The real work of a doctor is not an affair of health centres, or laboratories, or hospital beds. Techniques have their place in medicine, but they are not medicine. The essential unit of medical practice is the occasion when, in the intimacy of the consulting room or sick room, a person who is ill, or believes himself to be ill, seeks the advice of a doctor whom he trusts. This is a consultation, and all else in the practice of medicine derives from it.

The Yellow Brick Road Children's Medical Research Centre at the Royal Victoria Infirmary is officially dedicated to Sir James Spence. The cost of £5 million was raised entirely from people in the North East of England in less than four years by the North-East Charity, the Children's Foundation.

==Personal life==

Spence married Kathleen Downie-Leslie of Aberdeen in 1920. They had four daughters and one son.

Spence kept a holiday home in Grasmere.

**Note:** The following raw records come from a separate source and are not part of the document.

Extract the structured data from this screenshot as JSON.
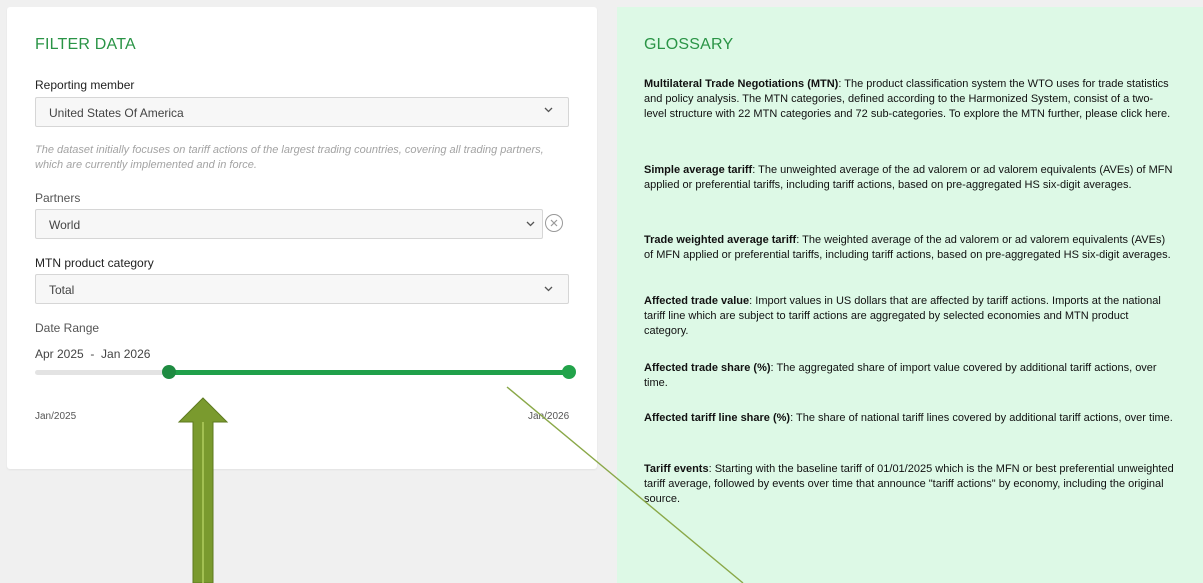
{
  "filter": {
    "title": "FILTER DATA",
    "reporting_member": {
      "label": "Reporting member",
      "value": "United States Of America"
    },
    "note": "The dataset initially focuses on tariff actions of the largest trading countries, covering all trading partners, which are currently implemented and in force.",
    "partners": {
      "label": "Partners",
      "value": "World"
    },
    "mtn_category": {
      "label": "MTN product category",
      "value": "Total"
    },
    "date_range": {
      "label": "Date Range",
      "start": "Apr 2025",
      "separator": "-",
      "end": "Jan 2026",
      "min_label": "Jan/2025",
      "max_label": "Jan/2026",
      "selected_start_fraction": 0.25,
      "selected_end_fraction": 1.0
    }
  },
  "glossary": {
    "title": "GLOSSARY",
    "entries": [
      {
        "term": "Multilateral Trade Negotiations (MTN)",
        "definition": ": The product classification system the WTO uses for trade statistics and policy analysis. The MTN categories, defined according to the Harmonized System, consist of a two-level structure with 22 MTN categories and 72 sub-categories. To explore the MTN further, please click here."
      },
      {
        "term": "Simple average tariff",
        "definition": ": The unweighted average of the ad valorem or ad valorem equivalents (AVEs) of MFN applied or preferential tariffs, including tariff actions, based on pre-aggregated HS six-digit averages."
      },
      {
        "term": "Trade weighted average tariff",
        "definition": ": The weighted average of the ad valorem or ad valorem equivalents (AVEs) of MFN applied or preferential tariffs, including tariff actions, based on pre-aggregated HS six-digit averages."
      },
      {
        "term": "Affected trade value",
        "definition": ": Import values in US dollars that are affected by tariff actions. Imports at the national tariff line which are subject to tariff actions are aggregated by selected economies and MTN product category."
      },
      {
        "term": "Affected trade share (%)",
        "definition": ": The aggregated share of import value covered by additional tariff actions, over time."
      },
      {
        "term": "Affected tariff line share (%)",
        "definition": ": The share of national tariff lines covered by additional tariff actions, over time."
      },
      {
        "term": "Tariff events",
        "definition": ": Starting with the baseline tariff of 01/01/2025 which is the MFN or best preferential unweighted tariff average, followed by events over time that announce \"tariff actions\" by economy, including the original source."
      }
    ]
  },
  "colors": {
    "accent_green": "#2a9446",
    "slider_green": "#20a04a",
    "glossary_bg": "#ddf9e6",
    "annotation_arrow": "#7a9a2e"
  },
  "icons": {
    "dropdown": "chevron-down-icon",
    "clear": "clear-circle-icon"
  }
}
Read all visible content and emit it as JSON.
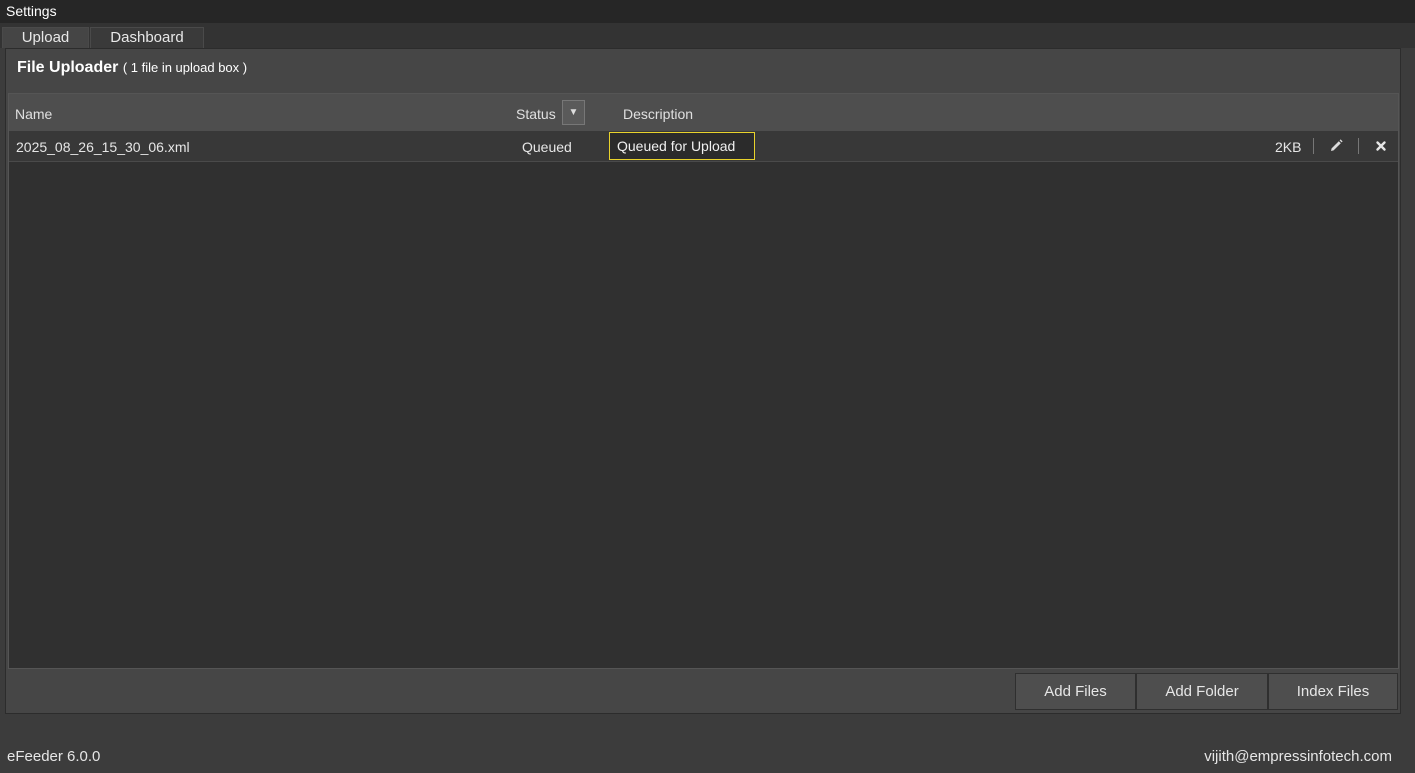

Spence enjoyed mountain climbing.

==Death==

Spence died on 26 May 1954 at the age of 62, after an illness of several years.

==Honours==

The British Paediatric Association (now the Royal College of Paediatrics and Child Health) created the James Spence Medal in his honour. The James Spence Medal is awarded annually for significant contributions to paediatrics. The Royal Victoria Infirmary has renamed its lecture hall the Sir James Spence Lecture Theatre.

Three local schools were renamed after Spence in early 2011. Amble Middle School, Druridge Bay Community Middle School and Coquet High School were rebranded as James Calvert Spence College on 1 January 2011.